Making a choice between whole life and term life insurance requires careful evaluation of the pros and cons and an understanding of how each type of coverage works.
How to Compare Term and Whole Life Insurance Rates & Quotes
Now that you understand the key differences between term life insurance and whole life insurance, let’s talk about how to compare life insurance company rates and quotes online. It’s easy to get quotes from several carriers but your comparison should go beyond comparing premiums to ensure that you understand the coverage you’re buying and how it will impact your beneficiaries when you die.
Here are the things you should review and compare:
- Monthly premiums. The premiums for term life insurance will be considerably lower than for whole life. For example, a 30-year-old woman might pay less than $30 per month for term life and ten times that amount for a whole life policy.
- Length of term and life expectancy. Many term life insurance policies offer coverage for 20 or 30 years. If you’re young and there’s a limited chance you could die within the term, it might make sense to opt for the less expensive option.
- Long-term financial goals. Some people want to have life insurance to protect them until they retire or until their kids are out of school. However, people who want to fund a trust or engage in estate planning may be better off with whole life insurance.
- Ability to borrow. If you want to use your life insurance policy as a way to accrue money that you can borrow as needed, then the higher premium for a whole life insurance policy may be worthwhile.
With other types of insurance, we would recommend that you make an apples-to-apples comparison with identical deductibles and coverage levels. Comparing term and whole life insurance is more like comparing apples and bananas. They do different things and serve different purposes. Your personal needs and budget will determine which type of life insurance you choose.
Who Should Consider Whole Life Insurance?
When should you consider whole life insurance? Here are some circumstances when it might make sense to opt for higher premiums for permanent life insurance:
- You want life insurance that builds cash value that you can use for emergencies or big purchases.
- You can comfortably afford the high monthly premiums without putting yourself at financial risk.
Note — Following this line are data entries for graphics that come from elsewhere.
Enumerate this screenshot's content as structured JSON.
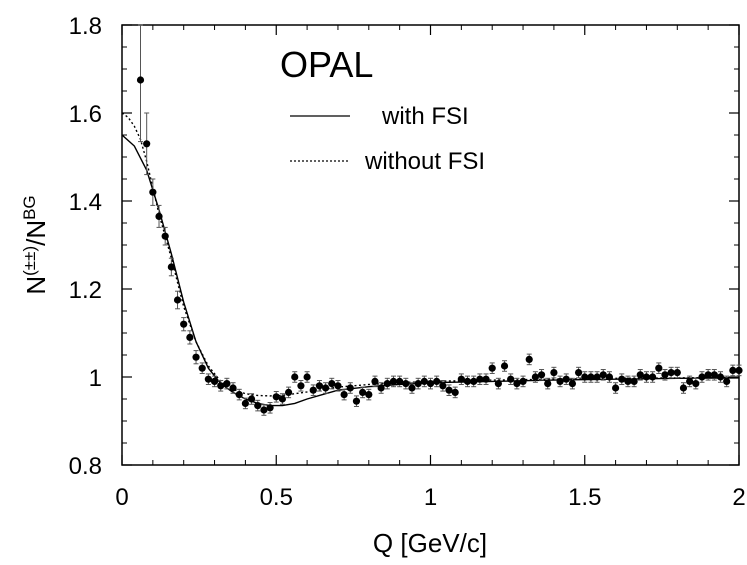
{
  "chart_data": {
    "type": "scatter",
    "experiment_label": "OPAL",
    "xlabel": "Q  [GeV/c]",
    "ylabel": {
      "base": "N",
      "sup1": "(±±)",
      "slash": "/N",
      "sup2": "BG"
    },
    "xlim": [
      0,
      2
    ],
    "ylim": [
      0.8,
      1.8
    ],
    "xticks": [
      0,
      0.5,
      1,
      1.5,
      2
    ],
    "xtick_labels": [
      "0",
      "0.5",
      "1",
      "1.5",
      "2"
    ],
    "yticks": [
      0.8,
      1.0,
      1.2,
      1.4,
      1.6,
      1.8
    ],
    "ytick_labels": [
      "0.8",
      "1",
      "1.2",
      "1.4",
      "1.6",
      "1.8"
    ],
    "legend": [
      {
        "label": "with FSI",
        "style": "solid"
      },
      {
        "label": "without FSI",
        "style": "dotted"
      }
    ],
    "series": [
      {
        "name": "data",
        "style": "points-with-errors",
        "x": [
          0.06,
          0.08,
          0.1,
          0.12,
          0.14,
          0.16,
          0.18,
          0.2,
          0.22,
          0.24,
          0.26,
          0.28,
          0.3,
          0.32,
          0.34,
          0.36,
          0.38,
          0.4,
          0.42,
          0.44,
          0.46,
          0.48,
          0.5,
          0.52,
          0.54,
          0.56,
          0.58,
          0.6,
          0.62,
          0.64,
          0.66,
          0.68,
          0.7,
          0.72,
          0.74,
          0.76,
          0.78,
          0.8,
          0.82,
          0.84,
          0.86,
          0.88,
          0.9,
          0.92,
          0.94,
          0.96,
          0.98,
          1.0,
          1.02,
          1.04,
          1.06,
          1.08,
          1.1,
          1.12,
          1.14,
          1.16,
          1.18,
          1.2,
          1.22,
          1.24,
          1.26,
          1.28,
          1.3,
          1.32,
          1.34,
          1.36,
          1.38,
          1.4,
          1.42,
          1.44,
          1.46,
          1.48,
          1.5,
          1.52,
          1.54,
          1.56,
          1.58,
          1.6,
          1.62,
          1.64,
          1.66,
          1.68,
          1.7,
          1.72,
          1.74,
          1.76,
          1.78,
          1.8,
          1.82,
          1.84,
          1.86,
          1.88,
          1.9,
          1.92,
          1.94,
          1.96,
          1.98,
          2.0
        ],
        "y": [
          1.675,
          1.53,
          1.42,
          1.365,
          1.32,
          1.25,
          1.175,
          1.12,
          1.09,
          1.045,
          1.02,
          0.995,
          0.99,
          0.98,
          0.985,
          0.975,
          0.96,
          0.94,
          0.95,
          0.935,
          0.925,
          0.93,
          0.955,
          0.95,
          0.965,
          1.0,
          0.98,
          1.0,
          0.97,
          0.98,
          0.975,
          0.985,
          0.98,
          0.96,
          0.975,
          0.945,
          0.965,
          0.96,
          0.99,
          0.975,
          0.985,
          0.99,
          0.99,
          0.985,
          0.975,
          0.985,
          0.99,
          0.985,
          0.99,
          0.98,
          0.97,
          0.965,
          0.995,
          0.99,
          0.99,
          0.995,
          0.995,
          1.02,
          0.985,
          1.025,
          0.995,
          0.985,
          0.99,
          1.04,
          1.0,
          1.005,
          0.985,
          1.01,
          0.99,
          0.995,
          0.985,
          1.01,
          1.0,
          1.0,
          1.0,
          1.005,
          1.0,
          0.975,
          0.995,
          0.99,
          0.99,
          1.005,
          1.0,
          1.0,
          1.02,
          1.005,
          1.01,
          1.01,
          0.975,
          0.99,
          0.985,
          1.0,
          1.005,
          1.005,
          1.0,
          0.99,
          1.015,
          1.015
        ],
        "err": [
          0.14,
          0.07,
          0.03,
          0.025,
          0.02,
          0.02,
          0.02,
          0.015,
          0.015,
          0.015,
          0.012,
          0.012,
          0.012,
          0.012,
          0.012,
          0.012,
          0.012,
          0.012,
          0.012,
          0.012,
          0.012,
          0.012,
          0.012,
          0.012,
          0.012,
          0.012,
          0.012,
          0.012,
          0.012,
          0.012,
          0.012,
          0.012,
          0.012,
          0.012,
          0.012,
          0.012,
          0.012,
          0.012,
          0.012,
          0.012,
          0.012,
          0.012,
          0.012,
          0.012,
          0.012,
          0.012,
          0.012,
          0.012,
          0.012,
          0.012,
          0.012,
          0.012,
          0.012,
          0.012,
          0.012,
          0.012,
          0.012,
          0.012,
          0.012,
          0.012,
          0.012,
          0.012,
          0.012,
          0.012,
          0.012,
          0.012,
          0.012,
          0.012,
          0.012,
          0.012,
          0.012,
          0.012,
          0.012,
          0.012,
          0.012,
          0.012,
          0.012,
          0.012,
          0.012,
          0.012,
          0.012,
          0.012,
          0.012,
          0.012,
          0.012,
          0.012,
          0.012,
          0.012,
          0.012,
          0.012,
          0.012,
          0.012,
          0.012,
          0.012,
          0.012,
          0.012,
          0.012,
          0.012
        ]
      },
      {
        "name": "with FSI",
        "style": "solid",
        "x": [
          0.0,
          0.04,
          0.08,
          0.12,
          0.16,
          0.2,
          0.24,
          0.28,
          0.32,
          0.36,
          0.4,
          0.44,
          0.48,
          0.52,
          0.56,
          0.6,
          0.65,
          0.7,
          0.8,
          0.9,
          1.0,
          1.2,
          1.4,
          1.6,
          1.8,
          2.0
        ],
        "y": [
          1.55,
          1.525,
          1.47,
          1.38,
          1.28,
          1.17,
          1.08,
          1.02,
          0.985,
          0.965,
          0.95,
          0.94,
          0.935,
          0.935,
          0.94,
          0.95,
          0.96,
          0.97,
          0.978,
          0.983,
          0.987,
          0.99,
          0.993,
          0.995,
          0.997,
          0.998
        ]
      },
      {
        "name": "without FSI",
        "style": "dotted",
        "x": [
          0.0,
          0.02,
          0.04,
          0.06,
          0.08,
          0.12,
          0.16,
          0.2,
          0.24,
          0.28,
          0.32,
          0.36,
          0.4,
          0.44,
          0.48,
          0.52,
          0.56,
          0.6,
          0.65,
          0.7,
          0.8,
          0.9,
          1.0,
          1.2,
          1.4,
          1.6,
          1.8,
          2.0
        ],
        "y": [
          1.6,
          1.59,
          1.57,
          1.54,
          1.49,
          1.37,
          1.27,
          1.16,
          1.08,
          1.025,
          0.99,
          0.972,
          0.962,
          0.958,
          0.957,
          0.958,
          0.962,
          0.966,
          0.972,
          0.977,
          0.983,
          0.987,
          0.99,
          0.993,
          0.995,
          0.997,
          0.998,
          0.999
        ]
      }
    ]
  }
}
- You want to accumulate wealth to leave to your children or other heirs when you die.
- You have a dependent who will require lifelong care and you want to provide for them financially. (You can use the death benefit to fund a revocable trust to pay for their care.)
- You have a medical condition or family medical history that might make it difficult to qualify for term life insurance.
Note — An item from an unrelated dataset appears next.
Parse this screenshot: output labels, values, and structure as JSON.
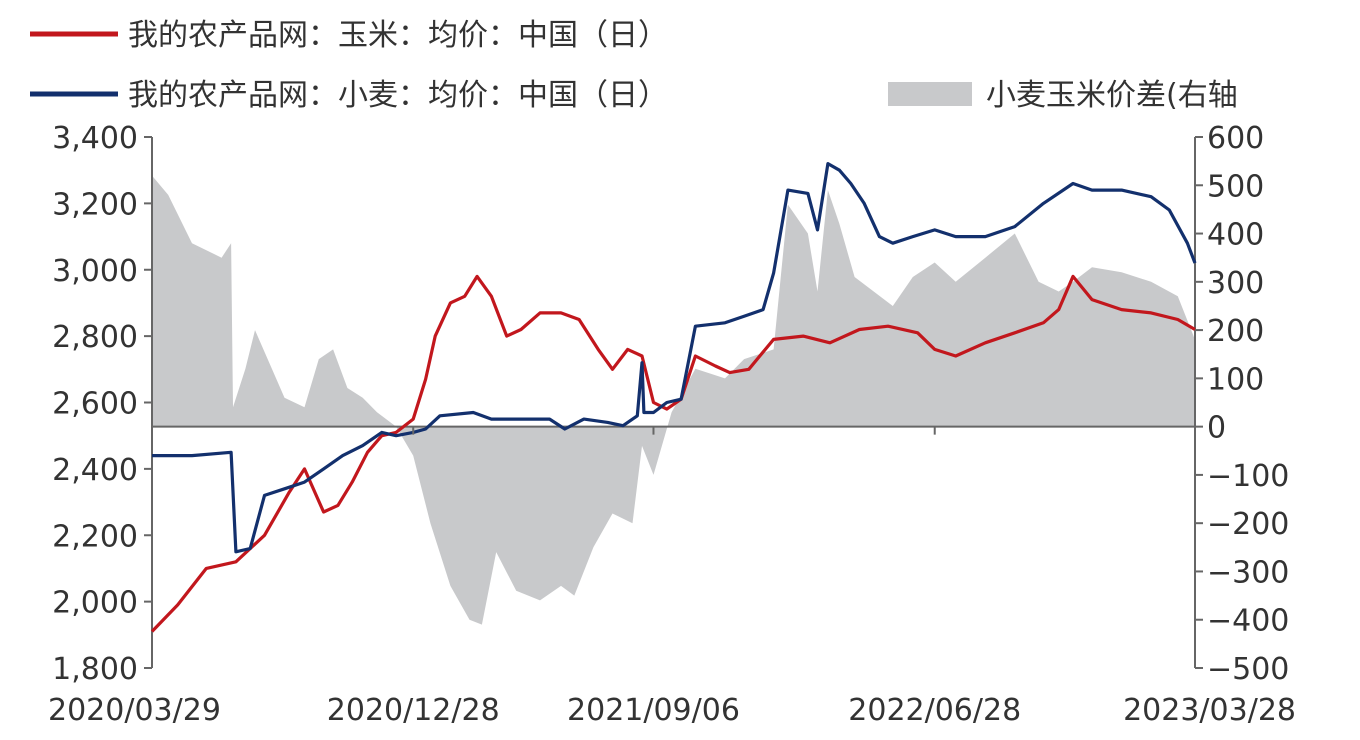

We don’t recommend paying the high premium for whole life insurance if doing so will cause you to blow through your monthly budget and leave you without money for necessities.
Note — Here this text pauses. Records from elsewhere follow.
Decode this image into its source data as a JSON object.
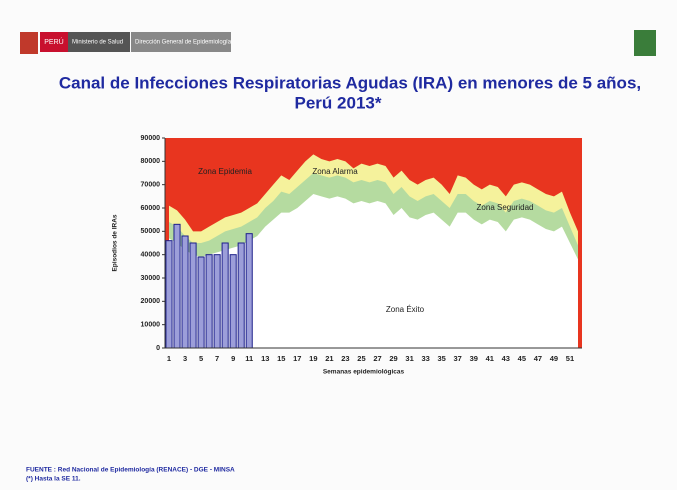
{
  "header": {
    "country": "PERÚ",
    "ministry": "Ministerio de Salud",
    "office": "Dirección General de Epidemiología"
  },
  "chart_data": {
    "type": "endemic-channel",
    "title": "Canal de Infecciones Respiratorias Agudas (IRA) en menores de 5 años,",
    "subtitle": "Perú 2013*",
    "y_label": "Episodios de IRAs",
    "x_label": "Semanas epidemiológicas",
    "epidemic_label": "Zona Epidemia",
    "epidemic_color": "#e8351f",
    "categories": [
      1,
      null,
      3,
      null,
      5,
      null,
      7,
      null,
      9,
      null,
      11,
      null,
      13,
      null,
      15,
      null,
      17,
      null,
      19,
      null,
      21,
      null,
      23,
      null,
      25,
      null,
      27,
      null,
      29,
      null,
      31,
      null,
      33,
      null,
      35,
      null,
      37,
      null,
      39,
      null,
      41,
      null,
      43,
      null,
      45,
      null,
      47,
      null,
      49,
      null,
      51,
      null
    ],
    "series": [
      {
        "name": "Zona Alarma",
        "color": "#f5f29c",
        "values": [
          61000,
          59000,
          55000,
          50000,
          50000,
          52000,
          54000,
          56000,
          57000,
          58000,
          60000,
          62000,
          66000,
          70000,
          74000,
          72000,
          76000,
          80000,
          83000,
          81000,
          80000,
          81000,
          80000,
          77000,
          79000,
          78000,
          79000,
          78000,
          73000,
          76000,
          72000,
          70000,
          72000,
          73000,
          70000,
          66000,
          74000,
          73000,
          70000,
          68000,
          70000,
          69000,
          65000,
          70000,
          71000,
          70000,
          68000,
          66000,
          65000,
          67000,
          58000,
          50000
        ]
      },
      {
        "name": "Zona Seguridad",
        "color": "#b5dba0",
        "values": [
          54000,
          52000,
          48000,
          45000,
          45000,
          46000,
          48000,
          50000,
          51000,
          52000,
          54000,
          56000,
          60000,
          63000,
          67000,
          66000,
          69000,
          72000,
          75000,
          74000,
          73000,
          74000,
          73000,
          71000,
          72000,
          71000,
          72000,
          71000,
          66000,
          69000,
          65000,
          63000,
          65000,
          66000,
          63000,
          60000,
          66000,
          66000,
          63000,
          61000,
          63000,
          62000,
          58000,
          63000,
          64000,
          63000,
          61000,
          59000,
          58000,
          60000,
          52000,
          44000
        ]
      },
      {
        "name": "Zona Éxito",
        "color": "#ffffff",
        "values": [
          47000,
          45000,
          42000,
          40000,
          39000,
          40000,
          41000,
          42000,
          43000,
          44000,
          46000,
          48000,
          52000,
          55000,
          58000,
          58000,
          60000,
          63000,
          66000,
          65000,
          64000,
          65000,
          64000,
          62000,
          63000,
          62000,
          63000,
          62000,
          57000,
          60000,
          56000,
          55000,
          57000,
          58000,
          55000,
          52000,
          58000,
          58000,
          55000,
          53000,
          55000,
          54000,
          50000,
          55000,
          56000,
          55000,
          53000,
          51000,
          50000,
          52000,
          45000,
          38000
        ]
      }
    ],
    "bars": {
      "color": "#9c9ed9",
      "values": [
        46000,
        53000,
        48000,
        45000,
        39000,
        40000,
        40000,
        45000,
        40000,
        45000,
        49000
      ]
    },
    "ylim": [
      0,
      90000
    ],
    "yticks": [
      0,
      10000,
      20000,
      30000,
      40000,
      50000,
      60000,
      70000,
      80000,
      90000
    ]
  },
  "footer": [
    "FUENTE : Red Nacional de Epidemiología (RENACE) - DGE - MINSA",
    "(*) Hasta la SE 11."
  ]
}
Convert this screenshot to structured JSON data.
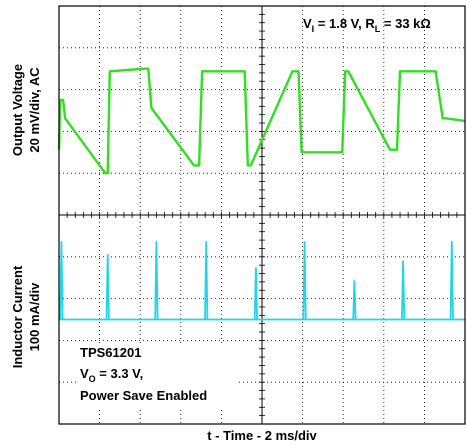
{
  "chart_data": [
    {
      "type": "line",
      "ylabel_line1": "Output Voltage",
      "ylabel_line2": "20 mV/div, AC",
      "annotation": {
        "prefix": "V",
        "prefix_sub": "I",
        "mid": " = 1.8 V, R",
        "mid_sub": "L",
        "suffix": " = 33 kΩ"
      },
      "color": "#33dd22",
      "xlim": [
        0,
        20
      ],
      "ylim": [
        -80,
        80
      ],
      "series": [
        {
          "x": [
            0.0,
            0.06,
            0.2,
            0.3,
            2.28,
            2.4,
            2.5,
            4.2,
            4.4,
            4.55,
            6.65,
            6.9,
            7.05,
            9.15,
            9.3,
            9.45,
            11.5,
            11.8,
            11.95,
            13.95,
            14.1,
            14.25,
            16.3,
            16.65,
            16.8,
            18.55,
            18.9,
            19.05,
            20.0
          ],
          "y": [
            -30,
            8,
            8,
            -6,
            -48,
            -48,
            30,
            32,
            32,
            2,
            -42,
            -42,
            30,
            30,
            -42,
            -42,
            30,
            30,
            -32,
            -32,
            30,
            30,
            -30,
            -30,
            30,
            30,
            -6,
            -6,
            -8
          ]
        }
      ]
    },
    {
      "type": "line",
      "ylabel_line1": "Inductor Current",
      "ylabel_line2": "100 mA/div",
      "annotation": {
        "line1": "TPS61201",
        "line2_prefix": "V",
        "line2_sub": "O",
        "line2_suffix": " = 3.3 V,",
        "line3": "Power Save Enabled"
      },
      "color": "#22d5e6",
      "xlim": [
        0,
        20
      ],
      "ylim": [
        -160,
        160
      ],
      "baseline": 0,
      "series": [
        {
          "pulses": [
            {
              "x": 0.12,
              "y": 120
            },
            {
              "x": 2.4,
              "y": 100
            },
            {
              "x": 4.8,
              "y": 120
            },
            {
              "x": 7.25,
              "y": 120
            },
            {
              "x": 9.7,
              "y": 80
            },
            {
              "x": 12.1,
              "y": 120
            },
            {
              "x": 14.55,
              "y": 60
            },
            {
              "x": 16.95,
              "y": 90
            },
            {
              "x": 19.35,
              "y": 120
            }
          ]
        }
      ]
    }
  ],
  "xlabel": "t - Time - 2 ms/div"
}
Who Should Consider Term Life Insurance?
Now, let’s review when it might make sense to opt for term life insurance instead of whole life insurance:
- You are young and healthy and unlikely to die, but want to provide for your spouse or children in the event of your early death.
- You want short-term life insurance to cover you until you are ready to retire or until your children are grown and out of the house.
- You don’t want to use your life insurance policy as an investment or savings vehicle.
- You may want permanent life insurance later in life but you can’t afford the high monthly premiums for whole life insurance now.
Term life insurance offers an affordable way to protect your spouse and dependents, ensuring that they won’t be left to fend for themselves if you die unexpectedly. Provided you are young and healthy, it’s easy to get the coverage you need for a small monthly premium.
Choosing between term life insurance and whole life insurance requires understanding of the differences in coverage and death benefits, together with an evaluation of your personal financial circumstances and needs. The information we have included here will help you compare your options and make the best choice for you and your family.